The European Commission squashed Deutsche Boerse’s attempt to take over the NYSE Euronext in 2012, saying it would lead to a "near-monopoly" in European exchange-traded derivatives that would ultimately harm customers. Regulators may be warmer to Deutsche Boerse’s plans with LSE this time around, because the groups deal primarily with different kinds of derivatives, said Eric Compton, an analyst at Morningstar Inc.

"It’s not an automatic no, based on the commission’s previous statements on the NYSE and Deutsche Boerse merger," Compton said.

Britain’s possible exit from the EU, dubbed Brexit, could add an additional layer of uncertainty, said Jonathan Goslin, an analyst at Numis Securities Ltd. in London.

“If you came to a Brexit scenario, it would raise a serious number of questions,” Goslin said. “If it could go through, there are significant benefits for both parties, but we remain mindful of the challenge.”

CME Rival

An LSE-Deutsche Boerse deal would also create a stronger rival to CME Group Inc., the world’s largest derivatives market. That company was formed by the Chicago Mercantile Exchange’s 2007 acquisition of the Chicago Board of Trade. Then a year later, CME bought the New York Mercantile Exchange.

Shareholders reacted positively to the prospect of a deal. LSE’s stock jumped 14 percent to 2,630 pence on Tuesday, its biggest rally since 2008. Deutsche Boerse climbed 3.2 percent to 78.80 euros. The rally pushed LSE’s market capitalization to $12.5 billion and Deutsche Boerse to $16.3 billion.

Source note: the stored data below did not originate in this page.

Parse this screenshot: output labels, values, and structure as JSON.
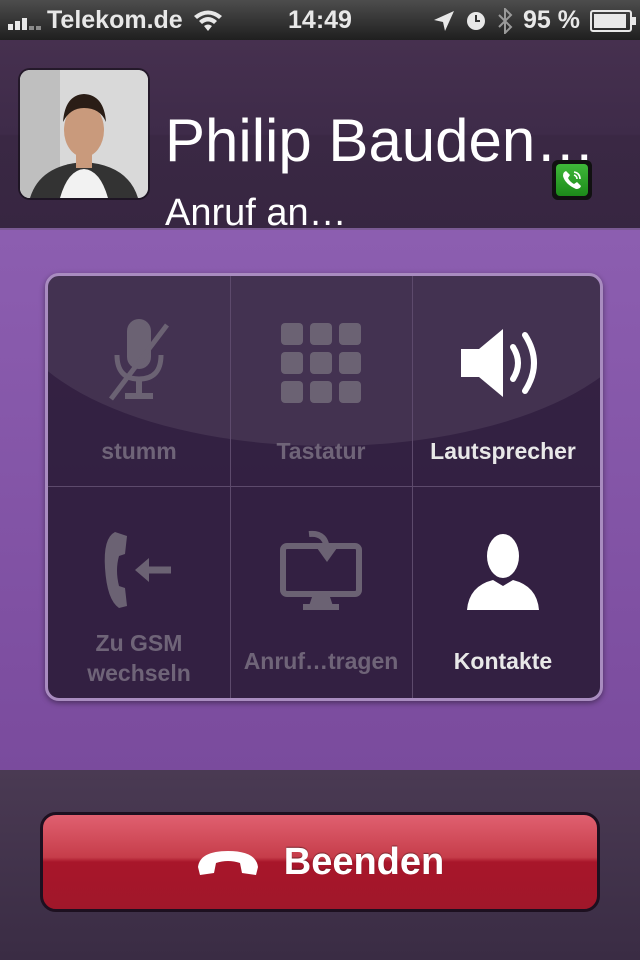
{
  "status_bar": {
    "carrier": "Telekom.de",
    "time": "14:49",
    "battery_percent_label": "95 %",
    "battery_level": 0.95,
    "icons": [
      "signal-bars-icon",
      "wifi-icon",
      "location-arrow-icon",
      "alarm-clock-icon",
      "bluetooth-icon",
      "battery-icon"
    ]
  },
  "caller": {
    "name": "Philip Bauden…",
    "status": "Anruf an…",
    "app_badge_icon": "viber-phone-icon"
  },
  "controls": [
    {
      "key": "mute",
      "label": "stumm",
      "icon": "muted-microphone-icon",
      "enabled": false
    },
    {
      "key": "keypad",
      "label": "Tastatur",
      "icon": "keypad-icon",
      "enabled": false
    },
    {
      "key": "speaker",
      "label": "Lautsprecher",
      "icon": "speaker-icon",
      "enabled": true
    },
    {
      "key": "gsm",
      "label": "Zu GSM\nwechseln",
      "icon": "switch-to-gsm-icon",
      "enabled": false
    },
    {
      "key": "transfer",
      "label": "Anruf…tragen",
      "icon": "transfer-call-icon",
      "enabled": false
    },
    {
      "key": "contacts",
      "label": "Kontakte",
      "icon": "contact-person-icon",
      "enabled": true
    }
  ],
  "end_call": {
    "label": "Beenden",
    "icon": "hang-up-phone-icon"
  },
  "colors": {
    "accent_purple": "#8c5eb0",
    "end_red": "#a8162a",
    "badge_green": "#2fa52b"
  }
}
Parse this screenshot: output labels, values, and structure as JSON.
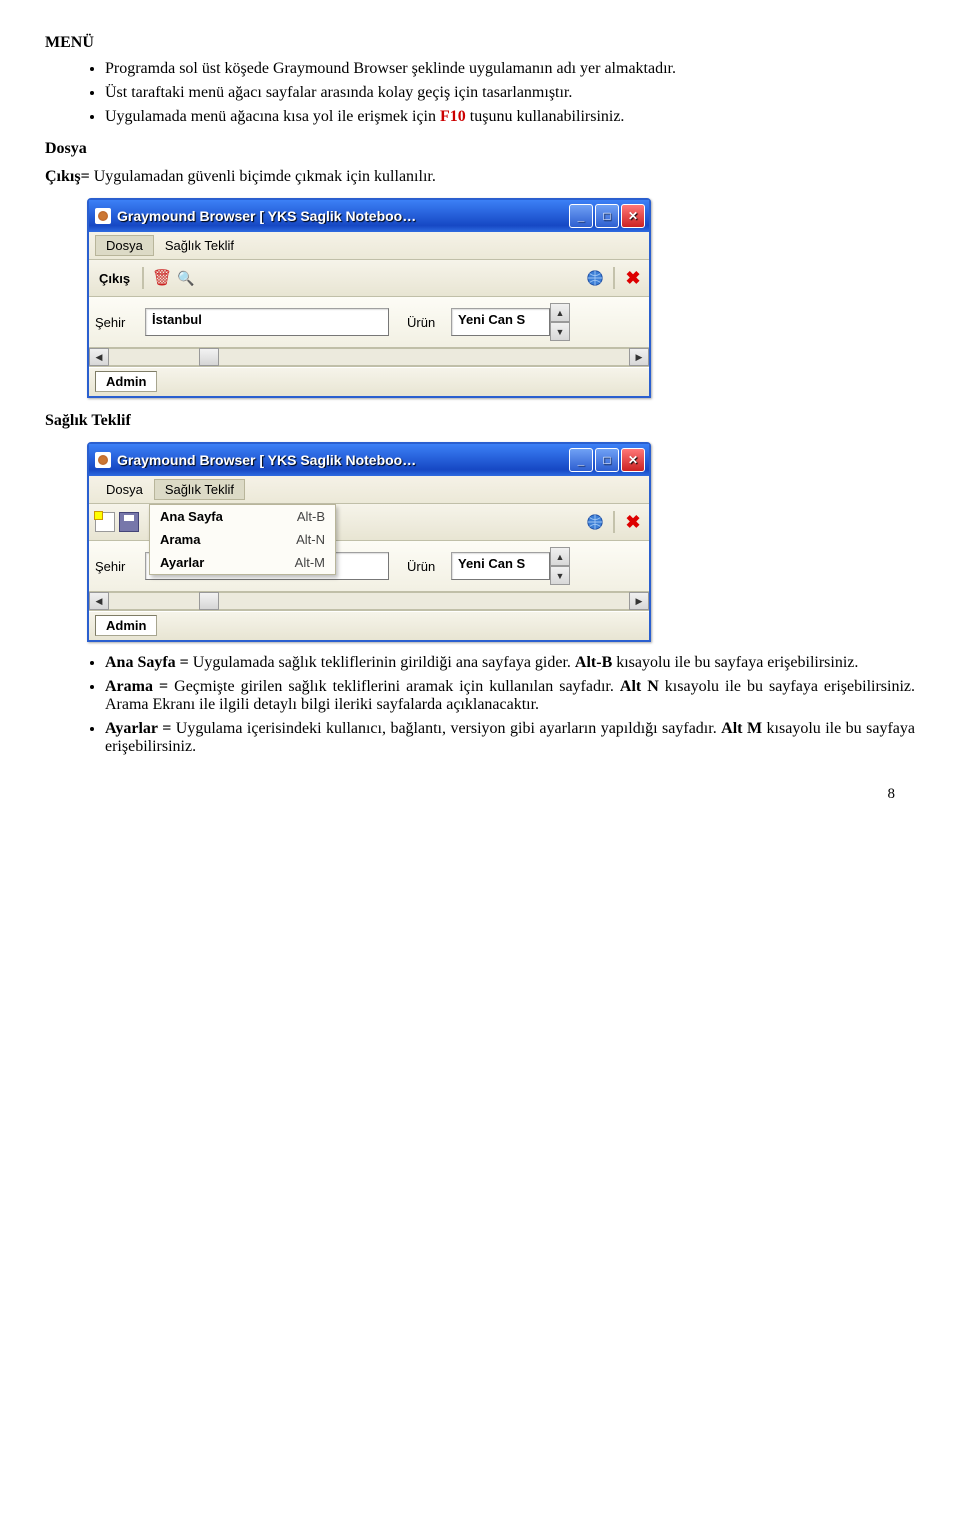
{
  "headings": {
    "menu": "MENÜ",
    "dosya": "Dosya",
    "saglik_teklif": "Sağlık Teklif"
  },
  "bullets_top": {
    "b1": "Programda sol üst köşede Graymound Browser şeklinde uygulamanın adı yer almaktadır.",
    "b2": "Üst taraftaki menü ağacı sayfalar arasında kolay geçiş için tasarlanmıştır.",
    "b3_pre": "Uygulamada menü ağacına kısa yol ile erişmek için ",
    "b3_key": "F10",
    "b3_post": " tuşunu kullanabilirsiniz."
  },
  "cikis_line_pre": "Çıkış=",
  "cikis_line_rest": " Uygulamadan güvenli biçimde çıkmak için kullanılır.",
  "app_title": "Graymound Browser [ YKS Saglik Noteboo…",
  "menus": {
    "dosya": "Dosya",
    "saglik": "Sağlık Teklif"
  },
  "toolbar_cikis": "Çıkış",
  "city_label": "Şehir",
  "city_value": "İstanbul",
  "urun_label": "Ürün",
  "urun_value": "Yeni Can S",
  "admin": "Admin",
  "dd2_items": {
    "anasayfa": {
      "label": "Ana Sayfa",
      "shortcut": "Alt-B"
    },
    "arama": {
      "label": "Arama",
      "shortcut": "Alt-N"
    },
    "ayarlar": {
      "label": "Ayarlar",
      "shortcut": "Alt-M"
    }
  },
  "bottom_bullets": {
    "b1_pre": "Ana Sayfa =",
    "b1_mid": " Uygulamada sağlık tekliflerinin girildiği ana sayfaya gider. ",
    "b1_key": "Alt-B",
    "b1_post": " kısayolu ile bu sayfaya erişebilirsiniz.",
    "b2_pre": "Arama =",
    "b2_mid": " Geçmişte girilen sağlık tekliflerini aramak için kullanılan sayfadır. ",
    "b2_key": "Alt N",
    "b2_mid2": " kısayolu ile bu sayfaya erişebilirsiniz. Arama Ekranı ile ilgili detaylı bilgi ileriki sayfalarda açıklanacaktır.",
    "b3_pre": "Ayarlar =",
    "b3_mid": " Uygulama içerisindeki kullanıcı, bağlantı, versiyon gibi ayarların yapıldığı sayfadır. ",
    "b3_key": "Alt M",
    "b3_post": " kısayolu ile bu sayfaya erişebilirsiniz."
  },
  "page_number": "8"
}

Scale has become more important as regulations have made the collateral used in trading more expensive. Deutsche Boerse has a sizable futures clearing business while LSE is majority owner of LCH.Clearnet, the world’s biggest swap clearer. Putting the products under one roof would allow customers to reduce their overall collateral in one place, saving them money. The process is called cross-margining.

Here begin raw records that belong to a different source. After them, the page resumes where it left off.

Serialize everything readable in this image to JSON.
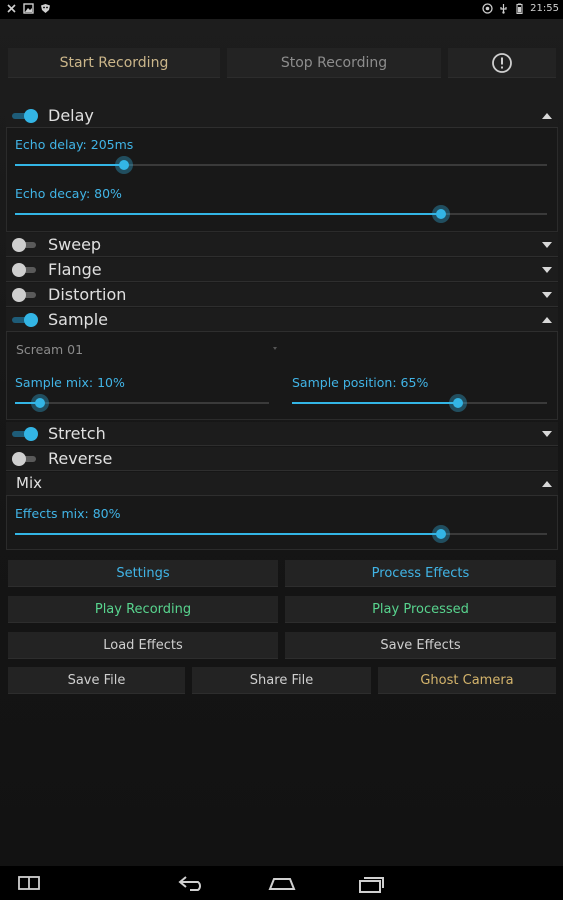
{
  "status_bar": {
    "left_icons": [
      "close-icon",
      "photo-icon",
      "shield-icon"
    ],
    "right_icons": [
      "chrome-icon",
      "usb-icon",
      "battery-icon"
    ],
    "time": "21:55"
  },
  "colors": {
    "accent": "#33b5e5",
    "label_blue": "#41b4e6",
    "label_green": "#58d48e",
    "label_gold": "#d4b46c"
  },
  "top_buttons": {
    "start_label": "Start Recording",
    "stop_label": "Stop Recording",
    "info_icon": "info-icon"
  },
  "delay": {
    "label": "Delay",
    "enabled": true,
    "expanded": true,
    "echo_delay_label": "Echo delay: 205ms",
    "echo_delay_fraction": 0.205,
    "echo_decay_label": "Echo decay: 80%",
    "echo_decay_fraction": 0.8
  },
  "sweep": {
    "label": "Sweep",
    "enabled": false,
    "expanded": false
  },
  "flange": {
    "label": "Flange",
    "enabled": false,
    "expanded": false
  },
  "distortion": {
    "label": "Distortion",
    "enabled": false,
    "expanded": false
  },
  "sample": {
    "label": "Sample",
    "enabled": true,
    "expanded": true,
    "selected": "Scream 01",
    "mix_label": "Sample mix: 10%",
    "mix_fraction": 0.1,
    "position_label": "Sample position: 65%",
    "position_fraction": 0.65
  },
  "stretch": {
    "label": "Stretch",
    "enabled": true,
    "expanded": false
  },
  "reverse": {
    "label": "Reverse",
    "enabled": false
  },
  "mix": {
    "label": "Mix",
    "expanded": true,
    "effects_mix_label": "Effects mix: 80%",
    "effects_mix_fraction": 0.8
  },
  "actions": {
    "settings": "Settings",
    "process_effects": "Process Effects",
    "play_recording": "Play Recording",
    "play_processed": "Play Processed",
    "load_effects": "Load Effects",
    "save_effects": "Save Effects",
    "save_file": "Save File",
    "share_file": "Share File",
    "ghost_camera": "Ghost Camera"
  },
  "nav_bar": {
    "icons": [
      "split-screen-icon",
      "back-icon",
      "home-icon",
      "recent-apps-icon"
    ]
  }
}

“Increasingly the clearing, and whether I have to go to two clearing houses or go to one super clearing house, will become more important,” Beattie said. “The synergies for clients could be very significant.”

Index Businesses

As stock trading has become more competitive and less profitable, exchange companies have diversified into index businesses. Deutsche Boerse took full control of index companies Stoxx AG and Indexium AG last year. LSE has an index business called FTSE Russell. Those products may also complement each other.

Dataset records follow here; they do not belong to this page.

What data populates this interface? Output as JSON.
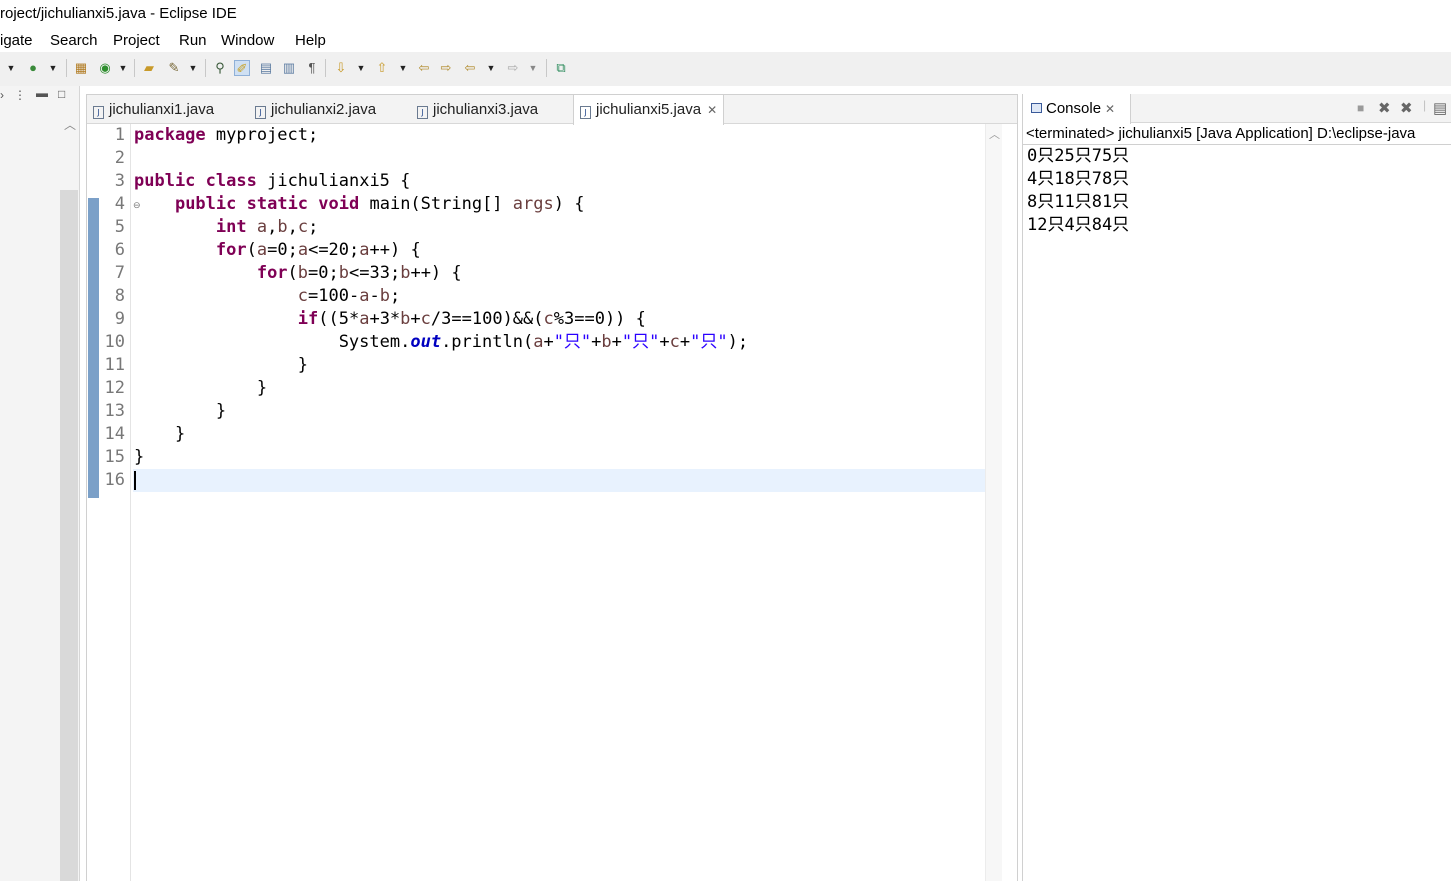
{
  "window": {
    "title": "roject/jichulianxi5.java - Eclipse IDE"
  },
  "menu": [
    "igate",
    "Search",
    "Project",
    "Run",
    "Window",
    "Help"
  ],
  "toolbar_icons": [
    "new-dropdown-icon",
    "run-dropdown-icon",
    "new-package-icon",
    "new-class-icon",
    "open-type-icon",
    "search-icon",
    "toggle-mark-occurrences-icon",
    "toggle-highlight-icon",
    "block-selection-icon",
    "show-whitespace-icon",
    "next-annotation-icon",
    "previous-annotation-icon",
    "last-edit-icon",
    "back-icon",
    "forward-icon",
    "pin-editor-icon"
  ],
  "editor": {
    "tabs": [
      {
        "label": "jichulianxi1.java",
        "active": false
      },
      {
        "label": "jichulianxi2.java",
        "active": false
      },
      {
        "label": "jichulianxi3.java",
        "active": false
      },
      {
        "label": "jichulianxi5.java",
        "active": true
      }
    ],
    "line_numbers": [
      "1",
      "2",
      "3",
      "4",
      "5",
      "6",
      "7",
      "8",
      "9",
      "10",
      "11",
      "12",
      "13",
      "14",
      "15",
      "16"
    ],
    "fold_marker_line": "4",
    "current_line": "16",
    "code_lines": [
      "package myproject;",
      "",
      "public class jichulianxi5 {",
      "    public static void main(String[] args) {",
      "        int a,b,c;",
      "        for(a=0;a<=20;a++) {",
      "            for(b=0;b<=33;b++) {",
      "                c=100-a-b;",
      "                if((5*a+3*b+c/3==100)&&(c%3==0)) {",
      "                    System.out.println(a+\"只\"+b+\"只\"+c+\"只\");",
      "                }",
      "            }",
      "        }",
      "    }",
      "}",
      ""
    ]
  },
  "console": {
    "tab_label": "Console",
    "status": "<terminated> jichulianxi5 [Java Application] D:\\eclipse-java",
    "output": [
      "0只25只75只",
      "4只18只78只",
      "8只11只81只",
      "12只4只84只"
    ]
  },
  "colors": {
    "keyword": "#7f0055",
    "string": "#2a00ff",
    "field": "#0000c0",
    "variable": "#6a3e3e",
    "current_line": "#e8f2fe",
    "change_bar": "#7ba0c8"
  }
}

“Indexes have also been a strong growth area for both of these companies in recent months and quarters, and that’s another area where you could see significant revenue and cost synergies,” said Arjun Bowry, a Bloomberg Intelligence analyst.

It’s not a perfect fit, however. LSE has been working with banks to launch a derivatives market that would compete with Eurex, the derivatives exchange owned by Deutsche Boerse. The project, called CurveGlobal Ltd., is scheduled to go live before the end of June.

The chief executive officers of the companies, both of whom have Wall Street backgrounds, are willing deal makers. LSE’s Rolet has bought an index provider and expanded into clearing, while Deutsche Boerse boss Carsten Kengeter spent $1.5 billion in his first 60 days in charge of Eurex.

Should the deal go through, the board would have an equal number of directors from both companies, according to a statement on Tuesday. And if regulators approve the all-share merger, LSE Group equity holders would own 45.6 percent of the enlarged group, while Deutsche Boerse stockholders would get 54.4 percent.

U.K. voters, meanwhile, will decide on June 23 whether to stay in the European Union. Kengeter said in a Brussels speech on Tuesday that it’s an “illusion” to think Frankfurt would profit from the U.K. leaving the EU.

Deals That Weren’t

Deutsche Boerse tried to buy a smaller version of London Stock Exchange in 2005. It dropped its bid after shareholders led by hedge funds opposed the plan. The flop led to the end of Werner Seifert’s tenure as Deutsche Boerse CEO. The company in 2004 failed to buy SWX Swiss Exchange.

The most famous acquisition by Kengeter’s predecessor, Reto Francioni, was one that didn’t happen: the NYSE Euronext bid that was rejected by the European Commission in 2012. Francioni called it a “black day for Europe.”